Öyle zannediyorum ki;dünyada hiç bir millet kendi tarihinden bu kadar kopuk olsun,kin ve nefretle dolsun!
Bu padişahların yanında halifeler bulunur,bunlar değil içki gibi büyük günahlardan olan bir meselede,en küçük bir konuda bile şeyhulislama danışır,ona göre hareket ederlerdi.
Bir çoğu,başta tenkid edilenlerden olan 2.Selim bile kendi adına cami yaptırmış ve Halveti tarikatına mensubtur.
“Şair ve Tarihçilerin kullandığı ıyş ve işret saki ve bade gibi kelimeleri şahit gösterip te bu hükmü vermek tamamen hatalıdır.Divan şiirinde meyhane tekkeyi;saki sevgiliyi ve şeyhi;bade ve şarap ise ilahi aşkı sembolize eder.”
Özellikle en büyük veli özelliğine sahib Abdulhamid Han için böyle bir iftirada bulunmak,haçlı saldırı ve zihniyetinden daha şenice bir davranıştır.
“İŞTE TANIKLAR

“Abdülhamid içki içmezdi”
Şadiye Osmanoğlu (kızı)
Babam içki içmez, içenleri hoş görmezdi. Saraya sokulmasını da yasak etmişti. Dindar, Allah’ına bağlı, büyük bir Müslüman idi. Abdestsiz yere basmazdı.

Ayşe Osmanoğlu (kızı)
Babam doğru ve tam dinî itikada sahip bir Müslüman’dan başka bir şey değildir. Beş vakit namazını kılar, Kur’ân-ı Kerim okurdu. Herkesin namaz kılmasını, camilere devam edilmesini çok isterdi. Sarayın hususî bahçesinde beş vakit Ezân-ı Muhammedî okunurdu.

Celâleddin Velora Paşa (Avlonyalı Ferid Paşa’nın oğlu)
Az yer, içki içmez, kumar oynamaz, ibadetinde kusur göstermezdi. Çok defa; “Boş olan bu hayatı, Tanrı’ya teşekkür için ibadetle geçirmek gerekir.” derdi.

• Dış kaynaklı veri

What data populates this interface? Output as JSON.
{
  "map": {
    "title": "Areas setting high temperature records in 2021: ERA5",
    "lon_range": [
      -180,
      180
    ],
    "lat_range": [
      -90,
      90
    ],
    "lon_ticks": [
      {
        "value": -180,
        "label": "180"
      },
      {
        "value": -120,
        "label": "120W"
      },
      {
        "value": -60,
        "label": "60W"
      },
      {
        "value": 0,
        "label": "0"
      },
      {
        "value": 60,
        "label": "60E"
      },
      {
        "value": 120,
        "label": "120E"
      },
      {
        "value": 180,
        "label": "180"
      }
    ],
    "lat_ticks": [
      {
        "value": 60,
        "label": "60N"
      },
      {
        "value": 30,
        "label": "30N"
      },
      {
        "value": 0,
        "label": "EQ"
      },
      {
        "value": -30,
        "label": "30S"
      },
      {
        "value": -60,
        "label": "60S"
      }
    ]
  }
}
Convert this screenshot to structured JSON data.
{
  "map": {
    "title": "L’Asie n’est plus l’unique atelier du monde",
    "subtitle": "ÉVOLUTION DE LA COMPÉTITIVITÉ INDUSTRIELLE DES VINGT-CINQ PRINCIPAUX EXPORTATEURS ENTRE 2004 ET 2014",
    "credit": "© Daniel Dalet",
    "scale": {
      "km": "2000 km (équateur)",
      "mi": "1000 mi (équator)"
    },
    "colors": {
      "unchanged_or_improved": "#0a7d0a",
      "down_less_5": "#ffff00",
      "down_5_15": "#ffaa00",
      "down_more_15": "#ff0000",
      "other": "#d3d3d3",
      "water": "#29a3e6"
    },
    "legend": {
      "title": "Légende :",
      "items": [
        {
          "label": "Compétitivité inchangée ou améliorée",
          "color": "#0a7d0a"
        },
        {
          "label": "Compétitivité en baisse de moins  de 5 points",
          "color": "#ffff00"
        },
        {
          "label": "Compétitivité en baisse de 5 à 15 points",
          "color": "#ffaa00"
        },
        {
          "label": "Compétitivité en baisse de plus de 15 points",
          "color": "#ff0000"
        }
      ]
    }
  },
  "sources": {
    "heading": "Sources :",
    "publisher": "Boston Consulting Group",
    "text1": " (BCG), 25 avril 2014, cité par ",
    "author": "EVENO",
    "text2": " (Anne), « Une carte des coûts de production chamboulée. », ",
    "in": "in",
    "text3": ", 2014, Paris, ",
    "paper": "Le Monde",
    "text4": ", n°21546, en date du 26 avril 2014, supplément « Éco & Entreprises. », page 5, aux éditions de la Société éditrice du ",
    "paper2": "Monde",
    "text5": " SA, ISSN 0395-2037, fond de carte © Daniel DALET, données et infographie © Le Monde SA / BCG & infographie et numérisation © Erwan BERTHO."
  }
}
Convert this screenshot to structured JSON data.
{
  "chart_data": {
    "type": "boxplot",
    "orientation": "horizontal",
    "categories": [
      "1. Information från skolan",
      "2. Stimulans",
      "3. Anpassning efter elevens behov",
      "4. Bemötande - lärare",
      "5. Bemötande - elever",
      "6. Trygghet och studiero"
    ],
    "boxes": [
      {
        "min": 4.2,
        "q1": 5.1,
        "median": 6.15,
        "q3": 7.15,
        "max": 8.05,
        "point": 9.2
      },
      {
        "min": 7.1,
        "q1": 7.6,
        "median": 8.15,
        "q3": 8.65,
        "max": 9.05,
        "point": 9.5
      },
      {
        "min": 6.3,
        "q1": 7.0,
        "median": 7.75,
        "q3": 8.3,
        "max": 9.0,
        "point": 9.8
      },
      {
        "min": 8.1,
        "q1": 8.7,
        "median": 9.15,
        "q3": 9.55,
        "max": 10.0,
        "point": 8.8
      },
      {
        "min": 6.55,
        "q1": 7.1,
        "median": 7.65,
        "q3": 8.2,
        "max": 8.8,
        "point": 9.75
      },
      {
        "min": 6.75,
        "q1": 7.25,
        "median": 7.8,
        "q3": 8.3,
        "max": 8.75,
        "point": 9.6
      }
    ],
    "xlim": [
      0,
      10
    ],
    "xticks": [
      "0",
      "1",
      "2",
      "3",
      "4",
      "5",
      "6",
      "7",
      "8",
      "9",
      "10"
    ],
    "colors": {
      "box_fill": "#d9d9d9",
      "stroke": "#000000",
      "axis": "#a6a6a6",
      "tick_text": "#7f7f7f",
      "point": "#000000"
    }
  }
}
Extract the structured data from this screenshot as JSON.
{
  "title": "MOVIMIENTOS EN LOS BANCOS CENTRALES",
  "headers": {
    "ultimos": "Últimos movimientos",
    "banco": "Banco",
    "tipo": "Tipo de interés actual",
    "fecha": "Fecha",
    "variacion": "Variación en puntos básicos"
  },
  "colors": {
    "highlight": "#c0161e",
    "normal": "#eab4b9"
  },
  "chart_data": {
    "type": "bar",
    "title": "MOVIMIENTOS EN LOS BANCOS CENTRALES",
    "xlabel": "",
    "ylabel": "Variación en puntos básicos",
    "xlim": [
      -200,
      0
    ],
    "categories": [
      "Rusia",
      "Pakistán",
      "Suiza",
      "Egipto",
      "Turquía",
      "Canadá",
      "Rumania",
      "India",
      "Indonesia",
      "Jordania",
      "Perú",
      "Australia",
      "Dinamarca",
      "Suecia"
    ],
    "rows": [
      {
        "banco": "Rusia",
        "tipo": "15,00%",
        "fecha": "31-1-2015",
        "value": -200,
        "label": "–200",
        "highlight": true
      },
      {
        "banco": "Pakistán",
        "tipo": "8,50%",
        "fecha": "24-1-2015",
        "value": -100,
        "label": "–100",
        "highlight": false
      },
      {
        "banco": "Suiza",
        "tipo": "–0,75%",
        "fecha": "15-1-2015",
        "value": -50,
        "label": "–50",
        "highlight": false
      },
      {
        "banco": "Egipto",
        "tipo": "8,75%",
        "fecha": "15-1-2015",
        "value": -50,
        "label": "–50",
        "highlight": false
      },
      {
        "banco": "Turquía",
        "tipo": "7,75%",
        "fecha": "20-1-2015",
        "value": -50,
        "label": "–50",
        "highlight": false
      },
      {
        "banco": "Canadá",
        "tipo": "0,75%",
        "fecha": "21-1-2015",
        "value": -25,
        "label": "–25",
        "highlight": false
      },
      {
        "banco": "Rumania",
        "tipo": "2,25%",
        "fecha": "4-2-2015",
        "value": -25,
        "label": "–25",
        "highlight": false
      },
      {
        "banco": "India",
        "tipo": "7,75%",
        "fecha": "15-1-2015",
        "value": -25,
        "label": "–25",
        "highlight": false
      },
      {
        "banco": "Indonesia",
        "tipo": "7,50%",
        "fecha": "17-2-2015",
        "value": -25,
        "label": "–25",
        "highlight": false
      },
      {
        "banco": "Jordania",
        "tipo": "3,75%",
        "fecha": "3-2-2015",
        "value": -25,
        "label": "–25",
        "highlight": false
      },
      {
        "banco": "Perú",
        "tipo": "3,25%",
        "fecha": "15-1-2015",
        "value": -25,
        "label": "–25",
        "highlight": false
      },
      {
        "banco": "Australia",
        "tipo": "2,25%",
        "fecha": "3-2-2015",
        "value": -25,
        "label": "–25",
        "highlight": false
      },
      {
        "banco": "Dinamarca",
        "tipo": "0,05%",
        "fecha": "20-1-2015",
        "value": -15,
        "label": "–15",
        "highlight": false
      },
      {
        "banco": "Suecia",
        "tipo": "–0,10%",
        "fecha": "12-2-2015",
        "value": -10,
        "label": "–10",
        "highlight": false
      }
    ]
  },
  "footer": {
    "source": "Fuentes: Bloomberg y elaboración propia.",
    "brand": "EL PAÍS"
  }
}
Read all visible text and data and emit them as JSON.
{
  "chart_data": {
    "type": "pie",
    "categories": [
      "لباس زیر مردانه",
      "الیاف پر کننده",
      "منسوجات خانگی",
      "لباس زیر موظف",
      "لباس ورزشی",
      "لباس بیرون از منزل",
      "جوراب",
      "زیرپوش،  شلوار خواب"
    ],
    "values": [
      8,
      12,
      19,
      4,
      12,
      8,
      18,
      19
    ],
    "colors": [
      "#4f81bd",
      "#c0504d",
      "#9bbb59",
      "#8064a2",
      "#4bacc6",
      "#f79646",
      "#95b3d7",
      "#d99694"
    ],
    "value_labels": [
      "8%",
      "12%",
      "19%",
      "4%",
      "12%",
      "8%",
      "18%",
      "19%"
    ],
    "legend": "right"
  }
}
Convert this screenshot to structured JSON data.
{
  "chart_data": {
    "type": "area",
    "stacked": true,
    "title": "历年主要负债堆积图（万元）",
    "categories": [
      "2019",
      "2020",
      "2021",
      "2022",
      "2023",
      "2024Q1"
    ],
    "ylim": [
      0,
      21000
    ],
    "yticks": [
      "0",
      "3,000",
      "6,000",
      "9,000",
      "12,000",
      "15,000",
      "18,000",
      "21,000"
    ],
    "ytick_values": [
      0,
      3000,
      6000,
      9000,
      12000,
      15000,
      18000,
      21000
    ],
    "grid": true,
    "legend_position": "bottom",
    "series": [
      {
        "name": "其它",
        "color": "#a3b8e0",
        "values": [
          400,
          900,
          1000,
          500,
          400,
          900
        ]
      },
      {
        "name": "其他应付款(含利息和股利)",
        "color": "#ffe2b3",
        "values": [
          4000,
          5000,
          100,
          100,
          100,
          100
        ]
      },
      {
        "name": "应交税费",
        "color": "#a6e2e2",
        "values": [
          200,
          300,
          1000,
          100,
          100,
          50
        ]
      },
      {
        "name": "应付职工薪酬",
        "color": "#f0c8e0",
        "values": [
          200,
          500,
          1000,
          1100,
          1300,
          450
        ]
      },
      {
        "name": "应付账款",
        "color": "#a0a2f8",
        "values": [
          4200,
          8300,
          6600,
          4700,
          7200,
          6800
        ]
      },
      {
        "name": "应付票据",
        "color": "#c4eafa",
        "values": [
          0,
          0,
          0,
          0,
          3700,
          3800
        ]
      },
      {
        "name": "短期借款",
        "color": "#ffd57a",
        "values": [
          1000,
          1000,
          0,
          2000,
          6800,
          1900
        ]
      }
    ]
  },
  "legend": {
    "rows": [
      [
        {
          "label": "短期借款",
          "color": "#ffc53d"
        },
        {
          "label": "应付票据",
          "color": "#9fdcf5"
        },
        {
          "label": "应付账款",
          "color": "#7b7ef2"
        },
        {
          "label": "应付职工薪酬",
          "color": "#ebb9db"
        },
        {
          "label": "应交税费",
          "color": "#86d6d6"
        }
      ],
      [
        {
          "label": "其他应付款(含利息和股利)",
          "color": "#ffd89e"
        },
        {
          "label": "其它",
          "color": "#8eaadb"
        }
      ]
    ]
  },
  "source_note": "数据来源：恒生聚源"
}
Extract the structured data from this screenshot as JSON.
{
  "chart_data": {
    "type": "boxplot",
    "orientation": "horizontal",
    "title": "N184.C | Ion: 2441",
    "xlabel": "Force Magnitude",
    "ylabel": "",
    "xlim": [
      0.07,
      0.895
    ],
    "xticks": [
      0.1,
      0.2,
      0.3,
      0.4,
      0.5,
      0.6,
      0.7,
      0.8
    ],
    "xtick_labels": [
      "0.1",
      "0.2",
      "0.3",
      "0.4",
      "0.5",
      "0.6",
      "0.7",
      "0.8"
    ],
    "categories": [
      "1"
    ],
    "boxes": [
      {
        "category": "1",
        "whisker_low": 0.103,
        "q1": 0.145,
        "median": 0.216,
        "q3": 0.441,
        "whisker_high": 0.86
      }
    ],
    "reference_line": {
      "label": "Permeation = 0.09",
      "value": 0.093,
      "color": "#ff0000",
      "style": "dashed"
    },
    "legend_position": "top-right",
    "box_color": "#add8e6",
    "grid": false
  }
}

Semih Mümtaz (Reşid Mümtaz Paşa’nın oğlu)
Şehzadeliğinde bilhassa açıklıklarda yemek yemeyi tercih eder, bu gibi âlemlerin içkisiz eğlencelerine iltifat eylerdi.

İbnülemin Mahmud Kemal İnal (alim)
Ayş ü işrete ve fuhş u rezîlete rağbet etmezdi. Salâbet-i diniyyesi müsellem bir Müslim idi. Ferâiz-i diniyyeyi edâda asla tekâsül [kusur] göstermezdi.”

Osmanlı padişahlarını altı asırdan fazla muvaffak kılan,şimdiki Türkiyenin 30 katı yani 24 milyon m2 bir alana kadar ulaşmasına sebeb olan;onun saltanat ile maddeyi,hilafet ile de manayı beraber götürmesindendir.
Bu insanlar içkini büyük günahlardan olduğunu bilmelerinin yanında,dünyevi hukuk cihetinden getireceği cezanında şuurunda olan kimselerdi.
Hasenatları ve seyyiatları cihetiyle değerlendirilebilirler.Zira onlarda beşerdir.Ancak onlara yapılan isnadlar,meyhane ağzı,berduş sokağının ağzı kullanılarak yapılmaktadır.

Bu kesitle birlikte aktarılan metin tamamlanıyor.